With Ed and Yancey looking on, Chess gave yet one more coyote howl, then pulled his own ear-bob out and threw it down where the Crack used to be so hard it skittered ’cross what ridge of knit rock was left, leaving a trail of blood.

He tore at his own hair with both hands, utterly unheedful of any damage he might do himself, and cried out while he did it, like Rachel at Rama, “
Ohhhhhhhh
, that damn
MAN
! Lord God Almighty, Jesus Jesus
fuck
— what the hell’m I gonna do now, Ed, Yancey —
what
, for the love of Christ-shit-Jesus, without
him
to keep on runnin’ after? What’m I gonna
do
?”

Hammering on the ground with bloody knuckles ’til Ed grappled even closer hold of him from one way, Yancey from the other, and held on ’til his yells stilled to sobs.

So that by the time Hex City came back — slowly but spectacularly, by degrees, kept aloft with nothing but the combined willpower of a hundred oath-linked hexes — they found the battle over, the world repaired. And Chess Pargeter — former god of Red Weed and War-Lightning — collapsed in the wreckage, weeping in Ed Morrow and Yancey Colder Kloves’ arms, unashamed as a child.

The next day, Morrow and Yancey were gone, and Chess with them. But even had they been present to lend a hand, Frank Geyer thought New Aztectlan would still have required far more mending than its citizenry were currently feeling up to. The hex-folk in general, having gutted themselves to work their great translocation, had barely enough strength to keep breathing — not to mention that with the Crack sewn closed, they simply weren’t like to regain their personal power anywhere near as quick as they’d become used to being able to.
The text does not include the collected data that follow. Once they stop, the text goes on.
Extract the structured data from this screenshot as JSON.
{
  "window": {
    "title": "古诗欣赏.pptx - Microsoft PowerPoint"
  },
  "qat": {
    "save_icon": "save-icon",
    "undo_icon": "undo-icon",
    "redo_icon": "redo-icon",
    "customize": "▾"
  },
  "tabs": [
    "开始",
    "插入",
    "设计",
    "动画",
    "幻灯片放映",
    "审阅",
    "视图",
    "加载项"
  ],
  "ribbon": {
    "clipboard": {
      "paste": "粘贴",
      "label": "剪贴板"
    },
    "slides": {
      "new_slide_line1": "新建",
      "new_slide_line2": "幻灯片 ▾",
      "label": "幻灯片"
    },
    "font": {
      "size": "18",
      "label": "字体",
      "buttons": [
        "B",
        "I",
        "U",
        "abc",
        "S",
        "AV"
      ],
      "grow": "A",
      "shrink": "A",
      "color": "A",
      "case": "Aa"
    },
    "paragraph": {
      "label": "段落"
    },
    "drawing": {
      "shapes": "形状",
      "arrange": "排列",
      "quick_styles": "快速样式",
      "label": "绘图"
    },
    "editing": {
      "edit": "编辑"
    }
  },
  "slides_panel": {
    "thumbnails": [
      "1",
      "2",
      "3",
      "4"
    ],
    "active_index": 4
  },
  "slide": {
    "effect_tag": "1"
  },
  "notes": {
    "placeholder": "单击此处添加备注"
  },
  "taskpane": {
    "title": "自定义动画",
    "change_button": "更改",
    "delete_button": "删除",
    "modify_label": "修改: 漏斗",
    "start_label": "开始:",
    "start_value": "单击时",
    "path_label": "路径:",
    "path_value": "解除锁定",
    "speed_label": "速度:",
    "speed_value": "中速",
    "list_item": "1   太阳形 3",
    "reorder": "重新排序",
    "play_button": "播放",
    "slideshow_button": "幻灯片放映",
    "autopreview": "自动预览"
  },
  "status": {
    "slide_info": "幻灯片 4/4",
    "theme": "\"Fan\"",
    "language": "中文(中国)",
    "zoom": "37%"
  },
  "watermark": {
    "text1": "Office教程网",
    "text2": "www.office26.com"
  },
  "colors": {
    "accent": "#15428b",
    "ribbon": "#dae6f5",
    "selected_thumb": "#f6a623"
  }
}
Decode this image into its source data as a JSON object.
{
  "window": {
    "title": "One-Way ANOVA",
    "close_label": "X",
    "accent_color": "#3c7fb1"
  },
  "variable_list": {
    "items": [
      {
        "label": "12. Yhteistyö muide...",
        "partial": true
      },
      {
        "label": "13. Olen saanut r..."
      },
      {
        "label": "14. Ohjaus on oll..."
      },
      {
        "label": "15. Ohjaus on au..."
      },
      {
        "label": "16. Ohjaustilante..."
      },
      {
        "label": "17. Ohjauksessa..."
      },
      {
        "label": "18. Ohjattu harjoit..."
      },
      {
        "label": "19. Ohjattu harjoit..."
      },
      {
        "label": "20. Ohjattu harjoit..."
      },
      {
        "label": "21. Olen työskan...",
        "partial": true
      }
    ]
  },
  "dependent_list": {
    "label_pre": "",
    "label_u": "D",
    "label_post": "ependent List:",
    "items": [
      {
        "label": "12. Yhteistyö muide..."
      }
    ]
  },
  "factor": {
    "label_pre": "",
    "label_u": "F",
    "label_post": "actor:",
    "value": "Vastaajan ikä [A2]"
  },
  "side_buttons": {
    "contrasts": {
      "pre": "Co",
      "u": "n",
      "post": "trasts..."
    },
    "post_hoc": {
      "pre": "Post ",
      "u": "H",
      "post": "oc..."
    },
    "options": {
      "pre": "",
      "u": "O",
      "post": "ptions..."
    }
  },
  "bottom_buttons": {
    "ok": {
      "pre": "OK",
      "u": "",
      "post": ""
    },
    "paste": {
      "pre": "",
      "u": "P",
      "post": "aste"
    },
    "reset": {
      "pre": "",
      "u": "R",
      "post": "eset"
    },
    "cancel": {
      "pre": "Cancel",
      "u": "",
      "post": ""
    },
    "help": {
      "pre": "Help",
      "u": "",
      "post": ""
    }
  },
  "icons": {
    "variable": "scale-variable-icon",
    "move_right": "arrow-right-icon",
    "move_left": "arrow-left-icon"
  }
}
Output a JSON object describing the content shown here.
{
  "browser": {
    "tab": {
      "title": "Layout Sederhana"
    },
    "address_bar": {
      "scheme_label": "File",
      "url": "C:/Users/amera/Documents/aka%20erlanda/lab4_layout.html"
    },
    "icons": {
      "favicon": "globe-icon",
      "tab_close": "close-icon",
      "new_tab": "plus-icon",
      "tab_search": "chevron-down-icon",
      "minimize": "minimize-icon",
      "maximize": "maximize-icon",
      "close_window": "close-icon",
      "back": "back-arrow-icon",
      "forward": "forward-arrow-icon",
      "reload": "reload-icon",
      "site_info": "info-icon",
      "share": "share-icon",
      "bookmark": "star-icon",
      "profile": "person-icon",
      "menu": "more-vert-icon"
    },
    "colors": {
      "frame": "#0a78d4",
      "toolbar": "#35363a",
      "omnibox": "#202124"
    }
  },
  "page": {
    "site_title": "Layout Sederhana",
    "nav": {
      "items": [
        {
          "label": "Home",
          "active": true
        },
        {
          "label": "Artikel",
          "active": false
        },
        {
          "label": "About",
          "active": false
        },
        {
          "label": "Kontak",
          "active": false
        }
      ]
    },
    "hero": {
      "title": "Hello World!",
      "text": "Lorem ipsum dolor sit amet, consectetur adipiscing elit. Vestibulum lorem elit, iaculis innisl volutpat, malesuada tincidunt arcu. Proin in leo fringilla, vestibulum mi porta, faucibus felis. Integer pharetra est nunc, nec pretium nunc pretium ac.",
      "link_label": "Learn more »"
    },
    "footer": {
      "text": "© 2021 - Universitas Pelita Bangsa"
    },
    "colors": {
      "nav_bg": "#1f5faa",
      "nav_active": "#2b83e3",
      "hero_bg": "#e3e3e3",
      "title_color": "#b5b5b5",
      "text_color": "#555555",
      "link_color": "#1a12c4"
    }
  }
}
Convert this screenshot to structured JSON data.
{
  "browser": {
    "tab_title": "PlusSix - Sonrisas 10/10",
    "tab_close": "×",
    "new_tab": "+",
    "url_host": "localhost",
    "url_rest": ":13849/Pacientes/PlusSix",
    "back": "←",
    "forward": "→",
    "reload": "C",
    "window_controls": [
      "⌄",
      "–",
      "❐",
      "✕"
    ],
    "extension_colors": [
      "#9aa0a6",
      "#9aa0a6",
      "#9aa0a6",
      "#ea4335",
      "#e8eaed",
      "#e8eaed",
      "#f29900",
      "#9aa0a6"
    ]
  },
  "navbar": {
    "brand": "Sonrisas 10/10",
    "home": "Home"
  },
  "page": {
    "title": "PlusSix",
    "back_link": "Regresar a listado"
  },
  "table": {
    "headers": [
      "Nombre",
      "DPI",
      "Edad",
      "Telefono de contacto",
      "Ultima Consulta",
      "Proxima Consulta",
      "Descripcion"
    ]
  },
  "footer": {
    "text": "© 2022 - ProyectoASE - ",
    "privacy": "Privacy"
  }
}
Eventually, seeing how little there was left by way of real food and supplies, Jonas Carver — last survivor of the Thirteenth still present — volunteered the now-empty Camp Pink, pointing out that the quartermasters’ tents were still well-stocked with all manner of usefulness: bandages, bottles of ether and surgical alcohol, provisions and water barrels, cots and blankets for the wounded, and so on. He, Fitz Hugh Ludlow, and Sal Followell organized the City’s small-folk, leading them out to scavenge the campsite.

Meantime,
Comandante
Delgado of the Mexican Imperial Army cloistered himself with his countrymen, including those poor souls who’d been Ixchel’s blood-cultists; Sophy Love, surprisingly, had joined in his crusade, ministering to men, women and children alike, treating wounds and counselling them on their bewildered loss. Geyer hadn’t known she spoke Spanish, but when he realized she’d borne Gabe with her all throughout, much became clear. Nothing was yet decided, far as he could tell, but it spoke well for Delgado’s common sense that even though he couldn’t possibly have grasped everything which had happened, he saw no fault in ceasing to fight when no enemy remained worth continuing on with. If today’s bloodshed did provide grounds for a true declaration of War some time in the future, therefore, it would not be at Delgado’s exhortation.

“The Carlotta colonist soldiers demand repatriation,” Sophy told Geyer, during a quiet break near noon. They sat at an outdoor trestle table brought back from Camp Pink, Gabe hungrily feeding at Sophy’s breast. “Back to Texas, with never a care for what agreements they break; just like all men, my Mesach excepted. Those benighted worshippers of
Her
, though, have so little left to guide them in this world, I misdoubt they have any clear idea
where
to go.” She paused. “Then again, Bewelcome is still on a new rail line, and has room for any who wish to stay.”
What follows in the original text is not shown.